Помощник прокурора, этот самый Крамер, приблизился на несколько шагов к судейскому помосту. Походка у него была как у футболиста. Остановился, закинул голову, зачем-то напряг шею и заговорил:
— Ваша честь, обвиняемый мистер Мак-Кой выпущен в настоящее время на свободу под залог в десять тысяч долларов, что является суммой совершенно незначительной для человека с его состоянием и положением в финансовом мире.
Го-го-го-го! В тюрьму! Под замок! Пусть расплачивается!
Ковитский набычился. Хор голосов развалился, сменился ропотом.
— Как вашей чести известно, — продолжил Крамер, — большое жюри обвиняет его в серьезных преступлениях: в халатности за рулем, в том, что он скрылся с места происшествия, и в том, что не заявил о случившемся. Теперь, ваша честь, поскольку большое жюри нашло достаточно оснований для обвинения его в пренебрежении нормами человеческого общежития, выразившемся в совершении названных преступных деяний, народ считает, что он способен точно так же пренебречь и залогом, тем более когда его сумма столь невелика.
Го-гo. «Правильно» Ух-ху-ху.
— Таким образом, ваша честь, народ полагается на суд в том, чтобы послать ясный сигнал, причем не только обвиняемому, но и общественности, сигнал, из которого бы явствовало, что к рассматриваемому факту суд относится со всей возможной серьезностью. В основе дела, ваша честь, лежит судьба юноши по имени Генри Лэмб, примерного юноши, ставшего для жителей Бронкса символом одновременно и надежд, которые они возлагают на своих сыновей и дочерей, и смертельно опасных препятствий к их осуществлению. Ваша честь, вы уже осведомлены о том неусыпном внимании, с которым общественность следит за продвижением этого дела. Был бы этот зал суда больше, здесь собрались бы сотни, а то и тысячи человек, ведь сейчас люди стоят по всем коридорам и за дверями на улице.
Врежь ему!. Не под залог, а под замок!. Правильно!
БАБАХ!
Ковитский со страшным громом хватил по столу молотком.
— ТИХО!
Гул голосов вновь сник до слабого ропота.

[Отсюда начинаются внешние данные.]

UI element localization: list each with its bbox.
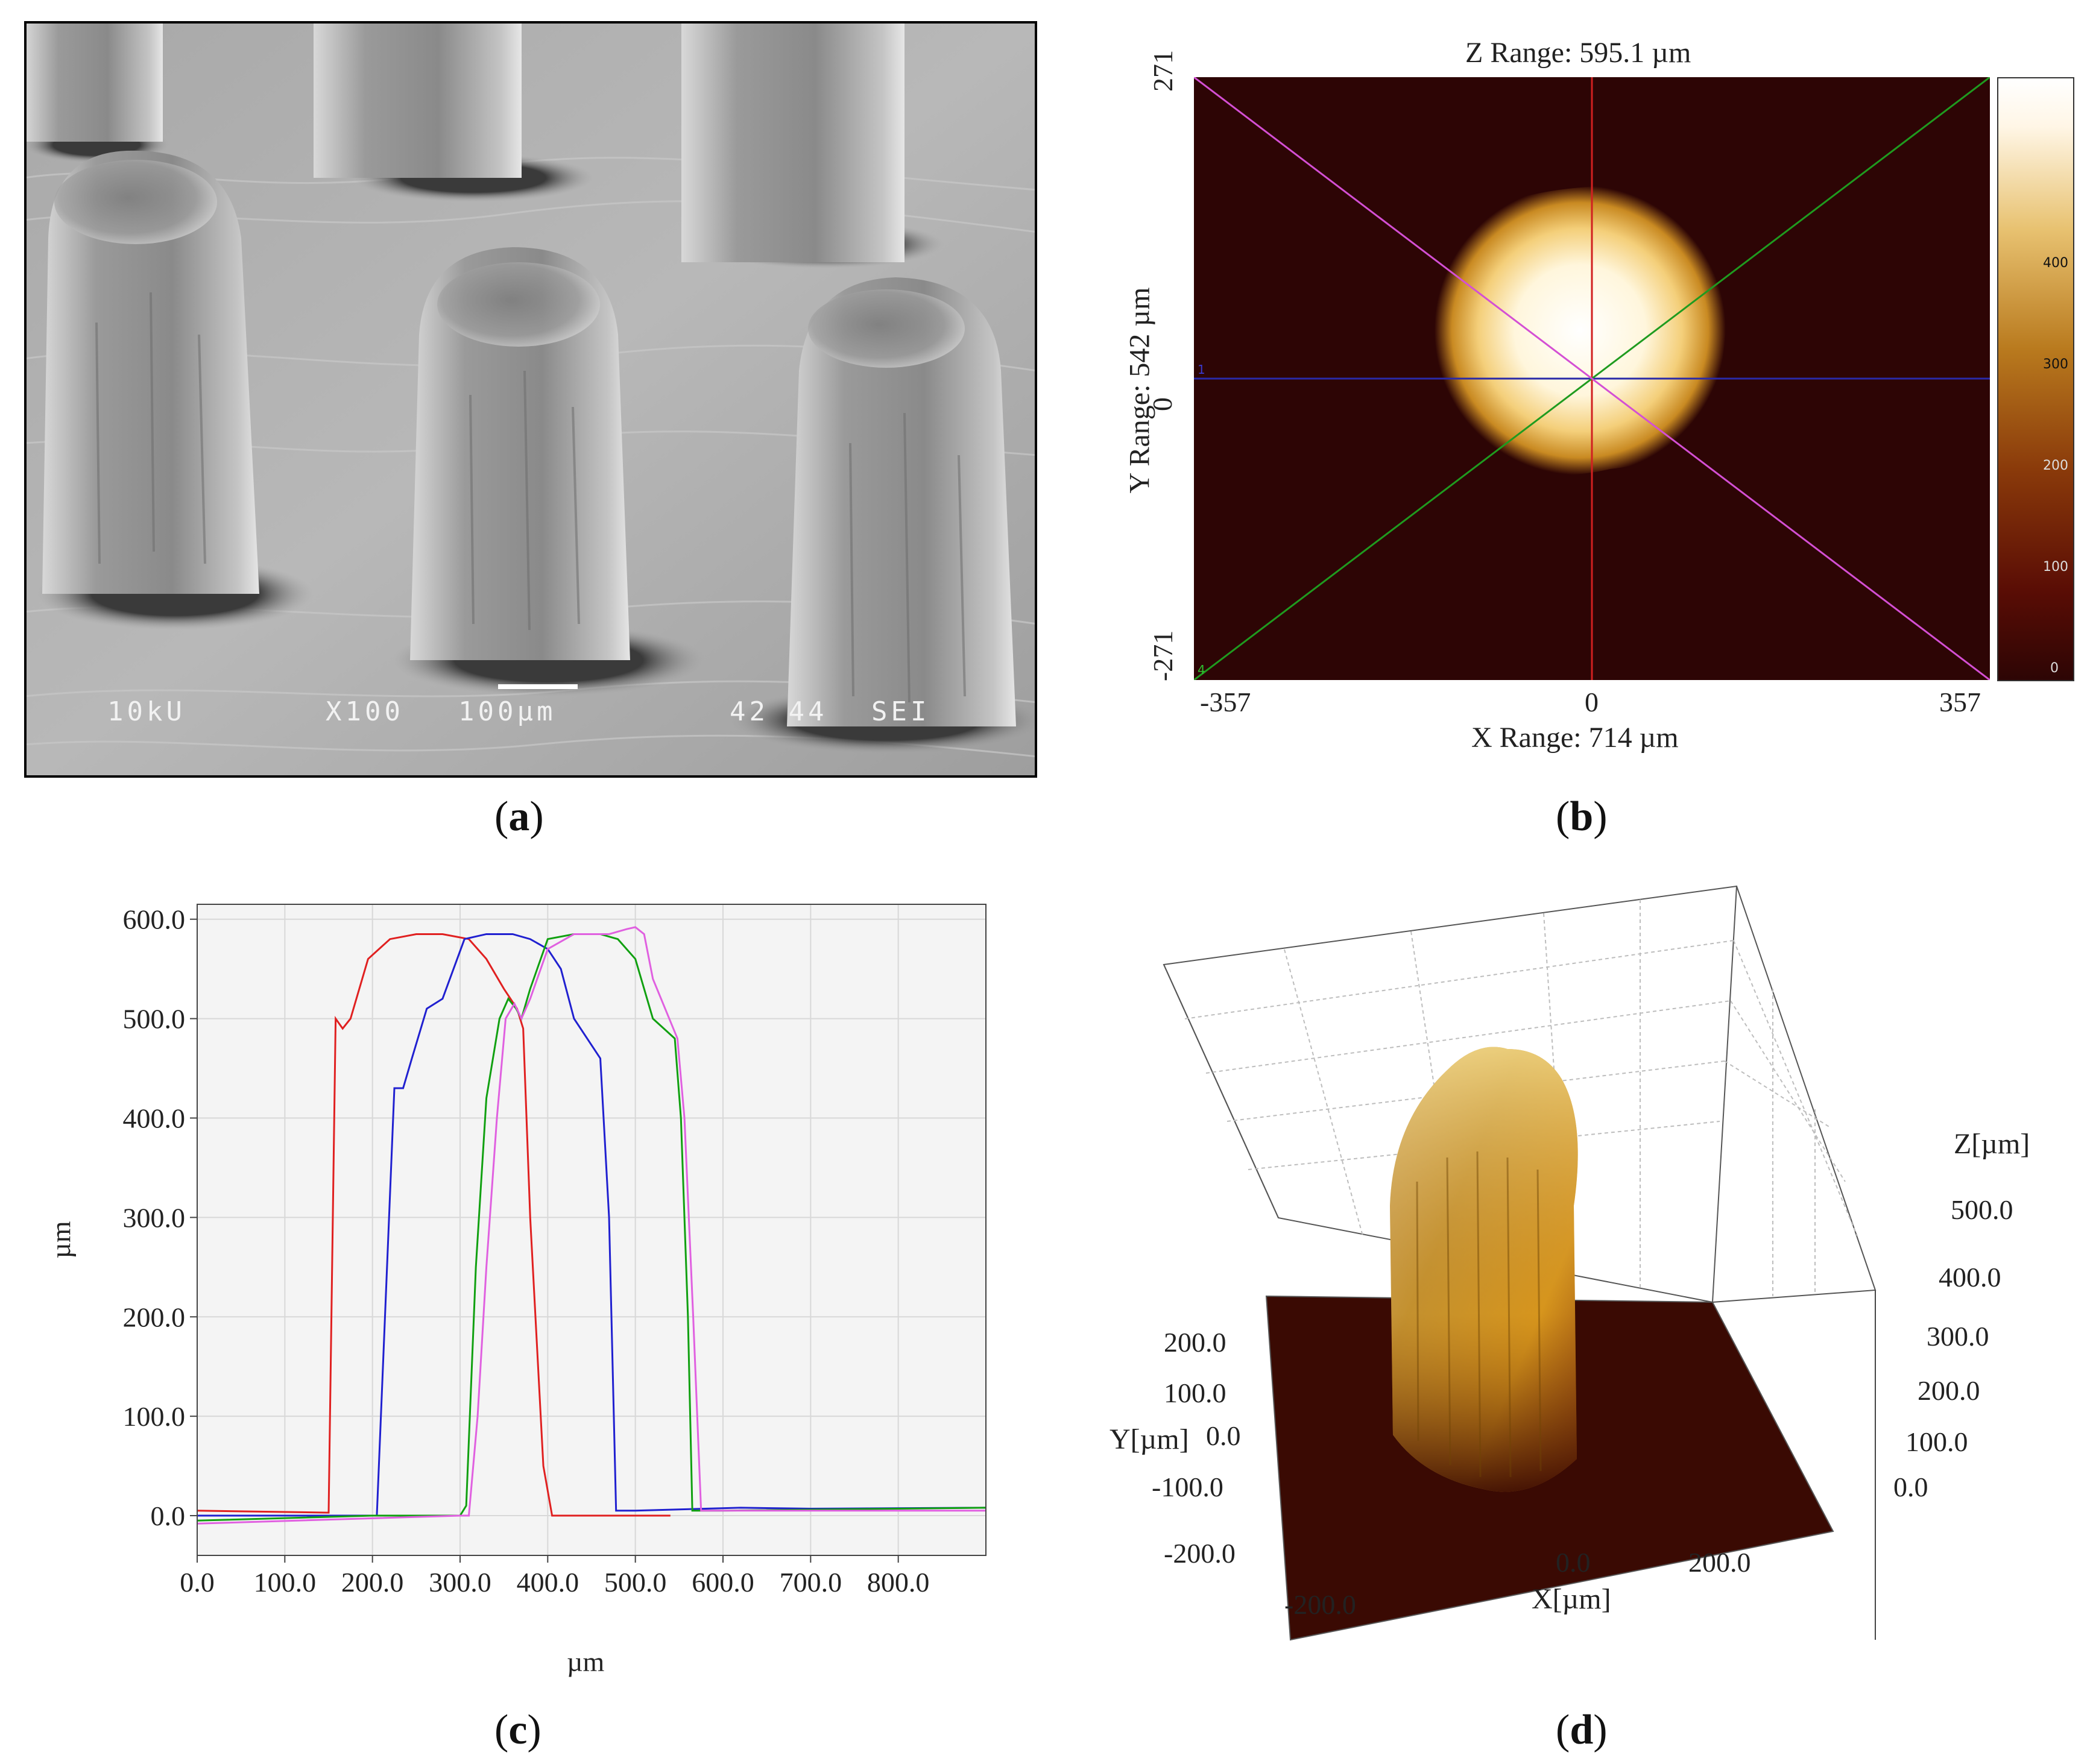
series-magenta — [197, 926, 986, 1525]
colorbar-tick-0: 0 — [2050, 661, 2059, 676]
y-range-label: Y Range: 542 µm — [1123, 287, 1156, 494]
z-axis-label: Z[µm] — [1954, 1128, 2030, 1160]
sem-magnification: X100 — [326, 696, 404, 727]
x-tick-label: 700.0 — [780, 1567, 842, 1598]
sem-pillar-front — [36, 150, 1037, 754]
surface-column — [1390, 1047, 1578, 1492]
x-tick-200: 200.0 — [1688, 1547, 1751, 1578]
caption-b: (b) — [1556, 793, 1608, 840]
y-tick-label: 500.0 — [123, 1004, 186, 1035]
surface-3d — [1163, 885, 1877, 1641]
y-tick-top: 271 — [1148, 50, 1178, 92]
z-tick-0: 0.0 — [1893, 1472, 1928, 1502]
x-tick-label: 800.0 — [867, 1567, 930, 1598]
z-tick-300: 300.0 — [1927, 1321, 1989, 1352]
panel-d: Z[µm] 500.0 400.0 300.0 200.0 100.0 0.0 … — [1110, 868, 2086, 1700]
plot-frame — [197, 904, 987, 1556]
x-tick-label: 400.0 — [517, 1567, 579, 1598]
x-tick-mid: 0 — [1585, 687, 1599, 717]
y-tick-label: 200.0 — [123, 1302, 186, 1332]
sem-pillar-back — [24, 21, 944, 268]
marker-1: 1 — [1198, 362, 1205, 377]
colorbar-tick-100: 100 — [2043, 559, 2068, 575]
x-tick-label: 200.0 — [341, 1567, 404, 1598]
x-tick-0: 0.0 — [1556, 1547, 1591, 1578]
x-tick-label: 0.0 — [180, 1567, 215, 1598]
series-green — [197, 933, 987, 1522]
series-red — [197, 933, 671, 1517]
y-tick-100: 100.0 — [1164, 1378, 1226, 1408]
series-blue — [197, 933, 987, 1517]
x-tick-label: 300.0 — [429, 1567, 491, 1598]
colorbar-tick-300: 300 — [2043, 357, 2068, 372]
z-tick-400: 400.0 — [1939, 1262, 2001, 1293]
x-tick-label: 600.0 — [692, 1567, 754, 1598]
x-tick-left: -357 — [1200, 687, 1251, 717]
plot-area — [197, 904, 987, 1556]
x-tick-label: 500.0 — [604, 1567, 667, 1598]
sem-micrograph — [24, 21, 1037, 778]
sem-voltage: 10kU — [107, 696, 186, 727]
y-tick-label: 600.0 — [123, 904, 186, 935]
z-range-label: Z Range: 595.1 µm — [1465, 37, 1691, 69]
sem-scale-label: 100µm — [458, 696, 557, 727]
y-axis-label: Y[µm] — [1110, 1423, 1189, 1455]
colorbar-tick-400: 400 — [2043, 256, 2068, 271]
y-tick-0: 0.0 — [1206, 1420, 1241, 1451]
sem-mode: SEI — [871, 696, 930, 727]
z-tick-100: 100.0 — [1905, 1426, 1968, 1457]
profile-line-magenta — [1194, 77, 1990, 680]
z-tick-200: 200.0 — [1918, 1375, 1980, 1406]
chart-xlabel: µm — [567, 1646, 605, 1677]
y-tick-200: 200.0 — [1164, 1327, 1226, 1358]
x-tick-label: 100.0 — [254, 1567, 317, 1598]
x-axis-label: X[µm] — [1532, 1583, 1611, 1615]
y-tick-minus-100: -100.0 — [1152, 1472, 1223, 1502]
panel-a: 10kU X100 100µm 42 44 SEI — [24, 21, 1037, 778]
chart-ylabel: µm — [45, 1221, 77, 1259]
y-tick-label: 0.0 — [151, 1501, 186, 1531]
sem-scale-bar — [498, 684, 578, 689]
marker-4: 4 — [1198, 663, 1205, 677]
sem-id: 42 44 — [730, 696, 828, 727]
caption-d: (d) — [1556, 1707, 1608, 1753]
z-tick-500: 500.0 — [1951, 1194, 2013, 1225]
x-range-label: X Range: 714 µm — [1471, 722, 1679, 754]
caption-c: (c) — [494, 1707, 541, 1753]
y-tick-bottom: -271 — [1148, 630, 1178, 681]
height-blob — [1434, 185, 1726, 475]
x-tick-right: 357 — [1939, 687, 1981, 717]
sem-frame — [24, 21, 1037, 778]
caption-a: (a) — [494, 793, 544, 840]
panel-c: 0.0 100.0 200.0 300.0 400.0 500.0 600.0 700.0 80… — [0, 880, 1025, 1694]
y-tick-minus-200: -200.0 — [1164, 1538, 1236, 1569]
colorbar — [1997, 77, 2074, 681]
x-tick-minus-200: -200.0 — [1284, 1589, 1356, 1620]
panel-b: Z Range: 595.1 µm 1 4 271 0 -271 Y Range… — [1110, 36, 2074, 772]
y-tick-label: 400.0 — [123, 1103, 186, 1134]
y-tick-label: 300.0 — [123, 1202, 186, 1233]
colorbar-tick-200: 200 — [2043, 458, 2068, 473]
y-tick-label: 100.0 — [123, 1401, 186, 1432]
profile-chart: 0.0 100.0 200.0 300.0 400.0 500.0 600.0 700.0 80… — [123, 904, 987, 1598]
heightmap: 1 4 — [1194, 77, 1990, 680]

Набычившись, со зрачками, плавающими по штормовой белизне, Ковитский проворчал:
— Ближе к делу, мистер Крамер. Вы не на митинге. Здесь заседает суд.
По опыту Крамер знал, что означает такой вид Ковитского. Эти плавающие в пенном море зрачки. Эта опущенная голова. Грозно выставленный клюв. Чуть еще, и судья взорвется. С другой стороны, подумалось Крамеру, отступать нельзя. Нельзя поддаваться. Все-таки своим поведением Ковитский — при том что это совершенно обычный, нормальный Ковитский, и не более: как всегда, громогласный, как всегда агрессивно утверждающий свою власть, — все-таки своим поведением судья ставит себя в положение противника демонстрантов. Тогда как Окружная прокуратура Бронкса — на их стороне. И Эйб Вейсс — на их стороне. И Ларри Крамер — на их стороне. Сейчас он выступает поистине от имени Народа. Разве не для этого он здесь? Так что с Ковитским придется вступить в бой, и пускай тот сколько угодно сверлит его этими своими глазами защитника Масады.

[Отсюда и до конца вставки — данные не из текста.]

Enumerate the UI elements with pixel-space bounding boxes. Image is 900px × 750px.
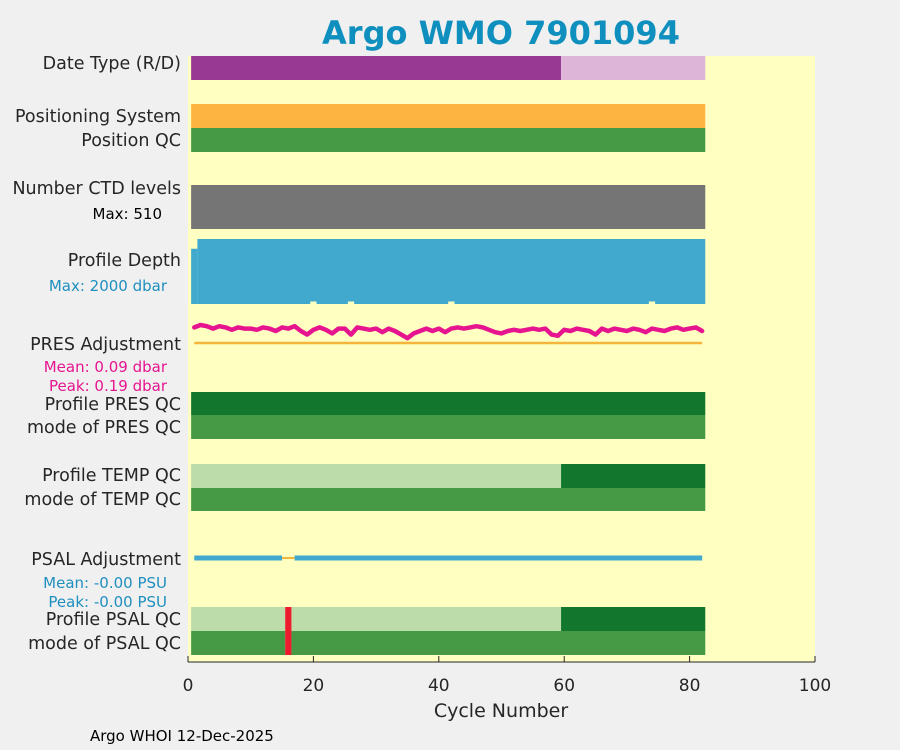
label-profile-temp-qc: Profile TEMP QC [42, 466, 181, 486]
label-psal-adjustment: PSAL Adjustment [31, 550, 181, 570]
ctd-levels-bar-0 [191, 185, 706, 229]
footer-credit: Argo WHOI 12-Dec-2025 [90, 727, 274, 745]
label-profile-psal-qc: Profile PSAL QC [46, 610, 181, 630]
profile-pres-qc-bar-0 [191, 392, 706, 415]
profile-temp-qc-bar-0 [191, 464, 562, 488]
profile-depth-max-label: Max: 2000 dbar [49, 277, 168, 295]
label-profile-depth: Profile Depth [68, 251, 181, 271]
profile-depth-notch-1 [347, 301, 355, 304]
profile-depth-bar-first [191, 248, 198, 304]
mode-psal-qc-bar-0 [191, 631, 286, 655]
mode-psal-qc-bar-2 [291, 631, 706, 655]
profile-psal-qc-bar-3 [561, 607, 706, 631]
pres-adjustment-line [192, 322, 705, 341]
profile-depth-notch-3 [648, 301, 656, 304]
mode-temp-qc-bar-0 [191, 488, 706, 511]
mode-psal-qc-bar-1 [285, 631, 292, 655]
plot-area [188, 56, 815, 662]
psal-peak-label: Peak: -0.00 PSU [48, 593, 167, 611]
date-type-bar-0 [191, 56, 562, 80]
label-mode-pres-qc: mode of PRES QC [27, 418, 181, 438]
x-tick-label-5: 100 [799, 676, 831, 696]
mode-pres-qc-bar-0 [191, 415, 706, 439]
label-pres-adjustment: PRES Adjustment [30, 335, 181, 355]
x-axis-label: Cycle Number [434, 700, 568, 722]
label-profile-pres-qc: Profile PRES QC [45, 395, 181, 415]
x-tick-label-4: 80 [679, 676, 701, 696]
pres-mean-label: Mean: 0.09 dbar [44, 358, 168, 376]
profile-psal-qc-bar-2 [291, 607, 562, 631]
profile-psal-qc-bar-1 [285, 607, 292, 631]
label-position-qc: Position QC [81, 131, 181, 151]
label-date-type: Date Type (R/D) [43, 54, 181, 74]
profile-depth-notch-0 [310, 301, 317, 304]
position-qc-bar-0 [191, 128, 706, 152]
label-positioning-system: Positioning System [15, 107, 181, 127]
x-tick-label-3: 60 [553, 676, 575, 696]
x-tick-label-1: 20 [303, 676, 325, 696]
label-ctd-levels: Number CTD levels [12, 179, 181, 199]
x-tick-label-2: 40 [428, 676, 450, 696]
positioning-system-bar-0 [191, 104, 706, 128]
x-tick-label-0: 0 [183, 676, 194, 696]
label-mode-psal-qc: mode of PSAL QC [28, 634, 181, 654]
profile-depth-notch-2 [448, 301, 455, 304]
pres-peak-label: Peak: 0.19 dbar [49, 377, 168, 395]
ctd-max-label: Max: 510 [93, 205, 162, 223]
profile-psal-qc-bar-0 [191, 607, 286, 631]
psal-mean-label: Mean: -0.00 PSU [43, 574, 167, 592]
label-mode-temp-qc: mode of TEMP QC [24, 490, 181, 510]
profile-depth-bar-main [197, 239, 706, 304]
chart-title: Argo WMO 7901094 [322, 14, 680, 52]
profile-temp-qc-bar-1 [561, 464, 706, 488]
date-type-bar-1 [561, 56, 706, 80]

— Об этом я не забываю, ваша честь, — проговорил он каким-то не своим, надсадным голосом, — но я не должен забывать также и о важности этого дела, об ответственности перед народом, перед всеми Лэмбами, нынешними и будущими жителями нашей страны и нашего города…
Правильно!. Врежь ему!. Верно!
— И вот поэтому, — громко продолжил Крамер, торопясь закончить, пока Ковитский не взорвался, — народ ходатайствует перед судом об увеличении обвиняемому залога до действительно значительной для него суммы — миллиона долларов — с тем, чтобы…

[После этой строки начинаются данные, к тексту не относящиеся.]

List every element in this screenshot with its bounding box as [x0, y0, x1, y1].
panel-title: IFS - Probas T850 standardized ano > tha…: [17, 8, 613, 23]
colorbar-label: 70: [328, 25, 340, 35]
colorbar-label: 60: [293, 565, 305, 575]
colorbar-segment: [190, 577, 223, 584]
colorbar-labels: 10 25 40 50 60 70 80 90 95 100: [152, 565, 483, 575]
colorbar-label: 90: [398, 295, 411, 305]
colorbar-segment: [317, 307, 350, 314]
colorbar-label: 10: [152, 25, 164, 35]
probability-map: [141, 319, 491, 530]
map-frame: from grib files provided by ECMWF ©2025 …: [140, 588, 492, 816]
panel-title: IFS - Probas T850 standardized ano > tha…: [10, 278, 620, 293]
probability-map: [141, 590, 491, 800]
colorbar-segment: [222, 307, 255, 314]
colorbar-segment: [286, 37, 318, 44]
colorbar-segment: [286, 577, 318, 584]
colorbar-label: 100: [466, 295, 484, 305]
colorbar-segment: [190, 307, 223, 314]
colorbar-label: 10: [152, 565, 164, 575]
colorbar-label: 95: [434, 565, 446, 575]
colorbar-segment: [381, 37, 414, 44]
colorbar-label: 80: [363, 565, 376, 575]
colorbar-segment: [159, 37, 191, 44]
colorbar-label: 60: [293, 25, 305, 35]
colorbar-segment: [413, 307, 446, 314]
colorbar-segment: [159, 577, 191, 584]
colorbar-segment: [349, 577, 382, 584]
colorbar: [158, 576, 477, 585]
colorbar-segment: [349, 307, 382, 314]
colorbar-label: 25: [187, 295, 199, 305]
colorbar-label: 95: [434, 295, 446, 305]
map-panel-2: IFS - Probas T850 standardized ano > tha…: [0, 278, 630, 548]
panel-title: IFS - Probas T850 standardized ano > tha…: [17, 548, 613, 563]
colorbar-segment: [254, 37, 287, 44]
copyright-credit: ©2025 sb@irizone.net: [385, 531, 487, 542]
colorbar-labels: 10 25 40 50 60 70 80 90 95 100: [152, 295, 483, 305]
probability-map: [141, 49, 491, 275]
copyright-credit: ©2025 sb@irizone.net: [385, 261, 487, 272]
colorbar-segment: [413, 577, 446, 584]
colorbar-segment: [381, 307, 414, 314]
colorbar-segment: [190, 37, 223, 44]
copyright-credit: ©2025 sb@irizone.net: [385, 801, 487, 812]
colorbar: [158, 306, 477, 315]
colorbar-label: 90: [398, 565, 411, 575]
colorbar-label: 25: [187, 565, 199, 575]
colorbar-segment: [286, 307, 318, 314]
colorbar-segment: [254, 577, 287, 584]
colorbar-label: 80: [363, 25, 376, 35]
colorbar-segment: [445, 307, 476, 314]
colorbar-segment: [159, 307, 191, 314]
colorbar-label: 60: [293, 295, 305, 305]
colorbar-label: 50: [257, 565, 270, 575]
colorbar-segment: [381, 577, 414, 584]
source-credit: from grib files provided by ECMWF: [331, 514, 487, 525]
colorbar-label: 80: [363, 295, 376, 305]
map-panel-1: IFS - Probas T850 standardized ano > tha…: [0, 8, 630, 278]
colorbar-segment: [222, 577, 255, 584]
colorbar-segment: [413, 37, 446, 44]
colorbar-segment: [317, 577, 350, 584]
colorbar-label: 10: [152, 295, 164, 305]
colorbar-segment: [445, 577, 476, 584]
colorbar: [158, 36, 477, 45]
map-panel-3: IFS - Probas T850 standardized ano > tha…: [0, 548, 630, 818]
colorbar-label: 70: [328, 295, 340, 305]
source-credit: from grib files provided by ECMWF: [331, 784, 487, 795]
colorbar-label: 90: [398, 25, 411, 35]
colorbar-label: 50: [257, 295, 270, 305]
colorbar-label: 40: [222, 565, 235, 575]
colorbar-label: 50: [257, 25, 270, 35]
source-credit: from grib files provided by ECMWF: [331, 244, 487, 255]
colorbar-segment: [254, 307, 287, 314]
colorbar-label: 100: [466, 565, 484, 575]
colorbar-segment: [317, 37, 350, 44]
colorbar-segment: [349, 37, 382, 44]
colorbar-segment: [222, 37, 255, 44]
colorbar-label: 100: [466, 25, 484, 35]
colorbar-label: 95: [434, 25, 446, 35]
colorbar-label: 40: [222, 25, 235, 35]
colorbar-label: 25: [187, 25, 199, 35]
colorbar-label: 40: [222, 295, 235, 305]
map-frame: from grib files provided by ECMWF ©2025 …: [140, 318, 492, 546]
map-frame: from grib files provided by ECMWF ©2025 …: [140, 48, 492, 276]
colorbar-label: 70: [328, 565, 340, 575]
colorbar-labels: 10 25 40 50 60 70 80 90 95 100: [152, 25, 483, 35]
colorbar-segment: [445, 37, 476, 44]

В тюрьму! Под замок!.. В тюрьму! Под замок!.. В тюрьму! Под замок! — хором принялись скандировать демонстранты в зале.
— Правильно!.. Миллион!.. Го-го-го-го!.. — взвыл зал. Переливы ликующего хохота. И наконец дружно, хором:
В тюрьму! Под замок!.. В тюрьму! Под замок!.. В тюрьму! Под замок!.. В тюрьму! Под замок!..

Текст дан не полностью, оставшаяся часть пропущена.